Nüfus son zamanlarda önemli ölçüde arttı/artmıştır.

Present Perfect'in bu kullanımları (A-D) Türkçe'ye "yüklem + -DI", çeviri


metni resmi bir dil taşıdığında da "yüklem + - mIştIr" yapısı ile aktarılır.

- They haven't had a holiday this year. [2]


Bu sene tatil yapmadılar.
e) "be" yüklemi ile birlikte, nitelik, yer, vs. belirten yapıların
oluşturulmasında kullanılır.

- I have been a teacher for 7 years.


Yedi senedir öğretmenim/öğretmenlik yapmaktayım/yapıyorum.

Bu kullanım (E) Türkçe'ye "yüklem + -DIr" yapısı ile aktarılırsa da -DIr


takısı genelde düşer.
2.4. Present Perfect Continuous Tense
a) Present Perfect'ten farklı olarak, daha süreli bir eylemi kapsar.
- I have been writing since ten this morning.
Bu sabah ondan beri yazıyorum/yazmaktayım.
b) Kimi zaman, olayın kendisi bitmiş olsa bile etkisi sürmektedir.

- You look terrible. Have you been fighting ?


Berbat görünüyorsun. Kavga mı ettin ?

Present Perfect Continuous Türkçe'ye, eylem sonuçlanmamış ise (A)

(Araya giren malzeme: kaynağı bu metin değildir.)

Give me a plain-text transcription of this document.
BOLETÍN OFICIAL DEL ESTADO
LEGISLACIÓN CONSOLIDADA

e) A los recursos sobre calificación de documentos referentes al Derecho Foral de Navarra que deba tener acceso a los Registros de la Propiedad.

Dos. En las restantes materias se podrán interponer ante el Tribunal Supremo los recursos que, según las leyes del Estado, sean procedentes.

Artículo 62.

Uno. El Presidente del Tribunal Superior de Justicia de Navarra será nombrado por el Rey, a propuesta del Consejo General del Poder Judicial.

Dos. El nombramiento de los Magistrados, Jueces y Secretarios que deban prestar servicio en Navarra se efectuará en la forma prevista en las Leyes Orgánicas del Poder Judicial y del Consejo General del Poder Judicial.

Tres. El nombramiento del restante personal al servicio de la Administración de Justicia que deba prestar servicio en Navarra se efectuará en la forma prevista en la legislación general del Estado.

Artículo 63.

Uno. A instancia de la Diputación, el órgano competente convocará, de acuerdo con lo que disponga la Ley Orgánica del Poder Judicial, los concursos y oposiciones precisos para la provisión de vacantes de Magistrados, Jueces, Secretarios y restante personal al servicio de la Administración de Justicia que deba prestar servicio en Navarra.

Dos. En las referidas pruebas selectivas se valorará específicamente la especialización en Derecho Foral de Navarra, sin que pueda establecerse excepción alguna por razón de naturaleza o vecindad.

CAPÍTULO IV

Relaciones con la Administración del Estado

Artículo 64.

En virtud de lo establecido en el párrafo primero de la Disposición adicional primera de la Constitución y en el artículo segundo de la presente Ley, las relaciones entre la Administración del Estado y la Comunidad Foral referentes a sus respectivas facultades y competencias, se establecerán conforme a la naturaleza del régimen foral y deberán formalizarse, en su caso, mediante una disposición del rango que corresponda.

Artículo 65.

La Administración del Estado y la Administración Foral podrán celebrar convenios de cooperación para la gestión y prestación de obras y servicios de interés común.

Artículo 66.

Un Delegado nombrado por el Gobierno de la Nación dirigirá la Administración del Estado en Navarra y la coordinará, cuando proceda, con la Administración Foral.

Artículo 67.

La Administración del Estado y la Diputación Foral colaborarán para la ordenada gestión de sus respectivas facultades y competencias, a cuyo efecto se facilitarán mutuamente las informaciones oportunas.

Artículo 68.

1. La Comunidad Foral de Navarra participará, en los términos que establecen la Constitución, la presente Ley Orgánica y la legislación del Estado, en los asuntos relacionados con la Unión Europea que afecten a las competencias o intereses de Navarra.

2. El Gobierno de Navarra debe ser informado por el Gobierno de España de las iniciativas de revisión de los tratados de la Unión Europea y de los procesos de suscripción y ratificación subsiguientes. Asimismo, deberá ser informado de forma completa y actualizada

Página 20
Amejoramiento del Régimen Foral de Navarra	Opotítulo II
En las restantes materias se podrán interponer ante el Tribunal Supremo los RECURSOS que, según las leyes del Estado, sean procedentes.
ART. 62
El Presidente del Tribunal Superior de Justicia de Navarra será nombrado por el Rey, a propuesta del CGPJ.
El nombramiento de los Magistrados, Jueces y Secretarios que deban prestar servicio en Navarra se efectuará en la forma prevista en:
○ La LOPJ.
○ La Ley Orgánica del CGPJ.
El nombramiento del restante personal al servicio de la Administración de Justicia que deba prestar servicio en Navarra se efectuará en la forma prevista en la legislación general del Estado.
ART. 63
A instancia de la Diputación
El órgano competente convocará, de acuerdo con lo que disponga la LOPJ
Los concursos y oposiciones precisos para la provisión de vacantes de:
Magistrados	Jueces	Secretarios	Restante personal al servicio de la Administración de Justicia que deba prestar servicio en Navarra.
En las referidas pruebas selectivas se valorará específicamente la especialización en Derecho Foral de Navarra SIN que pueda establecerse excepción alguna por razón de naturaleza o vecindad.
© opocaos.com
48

"yüklem + -Iyor/-mEktE", eylem sonuçlanmış ise (B) "yüklem + -DI" ile
aktarılır.
3. Past : Geçmiş zaman
3.1. Simple Past Tense
a) Geçmişte belirli bir zamanda bitmiş bir olay için kullanılır. Bu kullanımın
Present Perfect'ten farkı olayın geçtiği zamanın ve ayrıntıların önem
kazanmasıdır.

- He left a minute ago.


Bir dakika önce çıktı.
- Where did the accident happen ?
Kaza nerede oldu ?

Simple Past'ın bu kullanımı (A) Türkçe'ye "yüklem + -DI", daha resmi


yapılarda ise "yüklem + mIştIr" kullanılarak aktarılır.

b) Geçmişe ait bir alışkanlık için "always", "never", vs. ile kullanılır.
- He always wore a hat.
Sürekli/Hep şapka giyerdi.

Simple Past'ın bu kulanımı (B) Türkçe'ye "yüklem + -I/ErdI" kullanılarak


aktarılır.
3.2. Past Perfect Tense
a) Geçmişe ait iki olayın bulunduğu bir durumda ve bu iki olaydan birinin
diğerinden önce olması halinde, önce olan olay için "Past Perfect", sonra
olan olay için de "Simple Past" kullanılır.

- When the police arrived, the burglad had escaped.


Polis geldiğinde hırsız kaçmıştı.
b) "Past Perfect" temelde "Present Perfect'in past halidir.
- He had won 3 Oscars.
3 Oscar kazanmıştı.

Past Perfect Türkçe'ye "yüklem + -mIştI" ile, ya da, pek sık olmasa da,
"yüklem + - DıydI" ile aktarılır.
3.3. Past Perfect Continuous Tense
"Present Perfect Continuous" yapının past halidir.
- I had been writing since 10 this morning.
O sabah 10'dan beri yazmaktaydım.
- You looked terrible. Had you been fighting ?
Berbat görünüyordun. Kavga mı etmiştin ?

Past Perfect Continuous Türkçe'ye " yüklem + - Iyordu / -mEktEydI /


-mIştI kullanılarak aktarılabilir.
3.4. Past Continuous Tense
a) Geçmişte bir süre devam etmiş olan olayların aktarımında kullanılır.
- She was earning quite a lot of money.
Oldukça çok para kazanıyordu / kazanmaktaydı.
b) Devam etmekte iken ani ve daha kısa bir eylemle karşılaşan ya da o
eylem tarafından kesintiye uğratılan bir eylem için kullanılır.
- When she heard the explosion she was having bath.
Patlamayı duyduğunda banyo yapıyordu.

Past Continuous Türkçe'ye "yüklem + -Iyordu / -mEktEydI" ile aktarılır.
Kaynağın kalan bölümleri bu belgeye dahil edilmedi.